It’s time for Scottish universities to challenge the traditional view of a Scottish degree
The traditional Scottish university degree is becoming outdated, and according to James Fraser, Principal and Vice-Chancellor at the University of the Highlands and Islands, Scottish universities must challenge themselves to meet the needs of 21st century students in the global society.
“Today’s students may not want to study for three or four years for a degree, staying and socialising with their peers in one place,” he explained. “They do not have to attend a university to access university degrees.”
With technology leading the globalisation of universities, students can choose to learn from home or work by a mixture of face to face teaching, videoconferencing or online.
“The changes in technology, economic and social change and the globalisation of education have undoubtedly opened up an adaptive space for universities to explore and, perhaps, exploit,” added James Fraser. “Indeed students can access university education free of charge by switching on their laptops, tablets or mobile phones!

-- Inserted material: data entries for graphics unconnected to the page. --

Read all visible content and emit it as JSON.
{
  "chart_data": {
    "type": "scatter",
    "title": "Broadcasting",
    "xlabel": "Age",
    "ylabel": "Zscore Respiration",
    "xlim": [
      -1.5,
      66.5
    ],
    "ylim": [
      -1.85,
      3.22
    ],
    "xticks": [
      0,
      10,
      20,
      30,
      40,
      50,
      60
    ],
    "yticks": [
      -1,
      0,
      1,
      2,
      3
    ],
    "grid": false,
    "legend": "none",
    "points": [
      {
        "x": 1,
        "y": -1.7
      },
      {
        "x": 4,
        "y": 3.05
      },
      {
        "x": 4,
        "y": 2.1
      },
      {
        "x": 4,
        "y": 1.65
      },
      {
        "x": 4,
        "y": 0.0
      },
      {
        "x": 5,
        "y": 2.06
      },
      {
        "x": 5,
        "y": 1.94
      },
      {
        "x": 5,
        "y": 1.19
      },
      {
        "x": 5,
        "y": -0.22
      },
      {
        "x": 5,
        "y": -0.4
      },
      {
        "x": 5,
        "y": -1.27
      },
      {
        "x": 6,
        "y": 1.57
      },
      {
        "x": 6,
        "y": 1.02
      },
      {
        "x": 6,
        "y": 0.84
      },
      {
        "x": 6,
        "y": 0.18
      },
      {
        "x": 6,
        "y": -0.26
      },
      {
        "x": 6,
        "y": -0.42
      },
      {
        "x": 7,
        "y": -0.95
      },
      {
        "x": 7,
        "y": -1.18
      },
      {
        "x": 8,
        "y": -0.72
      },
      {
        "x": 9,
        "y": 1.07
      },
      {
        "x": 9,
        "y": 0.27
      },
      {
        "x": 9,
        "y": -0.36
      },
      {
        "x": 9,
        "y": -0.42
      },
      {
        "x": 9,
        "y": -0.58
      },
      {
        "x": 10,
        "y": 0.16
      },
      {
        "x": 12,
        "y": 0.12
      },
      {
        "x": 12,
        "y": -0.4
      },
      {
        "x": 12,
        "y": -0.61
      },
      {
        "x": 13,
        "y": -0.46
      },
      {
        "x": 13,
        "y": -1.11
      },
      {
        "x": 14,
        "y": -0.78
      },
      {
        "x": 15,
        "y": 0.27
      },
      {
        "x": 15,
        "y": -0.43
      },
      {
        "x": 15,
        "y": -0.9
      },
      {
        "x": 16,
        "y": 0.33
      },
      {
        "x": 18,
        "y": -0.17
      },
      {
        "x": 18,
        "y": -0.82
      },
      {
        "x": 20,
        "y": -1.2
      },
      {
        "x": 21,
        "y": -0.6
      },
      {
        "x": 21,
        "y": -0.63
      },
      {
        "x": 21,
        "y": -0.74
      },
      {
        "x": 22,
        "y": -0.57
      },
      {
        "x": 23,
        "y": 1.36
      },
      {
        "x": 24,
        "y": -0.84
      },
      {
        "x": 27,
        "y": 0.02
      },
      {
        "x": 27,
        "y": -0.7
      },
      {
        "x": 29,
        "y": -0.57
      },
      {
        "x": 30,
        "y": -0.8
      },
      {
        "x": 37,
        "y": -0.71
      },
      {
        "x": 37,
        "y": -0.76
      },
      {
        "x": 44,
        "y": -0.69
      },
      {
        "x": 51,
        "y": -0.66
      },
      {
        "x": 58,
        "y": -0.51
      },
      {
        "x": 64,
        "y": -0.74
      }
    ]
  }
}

“We have the opportunity to stretch and challenge the traditional concepts and paradigms of ‘a university’ in Scotland and beyond; to expand into that adaptive space and in doing so to meet the needs of learners, industry and society on not only a regional basis but also at national and global levels.”
The University of the Highlands and Islands has already gained years of experience of delivering education in this way.
“There is no compelling reason for keeping this a secret within our borders –we can use our delivery mechanism to secure our share of the new global landscape,” added Mr Fraser.
But, he warned, that in this new world Scottish higher education providers have to ensure the education experience they are offering is high quality and connected to the world of work so that the students can compete successfully as employees or as entrepreneurs.
“Scotland has a world acclaimed university system; we punch well above our population weight in teaching and in research. Our quality is excellent and we continue to attract acceptable volumes of students. But Scottish universities compete in this new world of highly accessible global education, where other world famous universities such as Harvard and Oxford already compete for students with iTunes U.
“We cannot simply stand still and continue to offer traditional study options to our students,” he explains. “We have to challenge the paradigm by re-examining what we do and offer our different customers not only what they need and want, but at the time they want it, and at the place they want it and in the way they want it – should that be long part-time study or shorter full-time study based on a 12 month academic year.”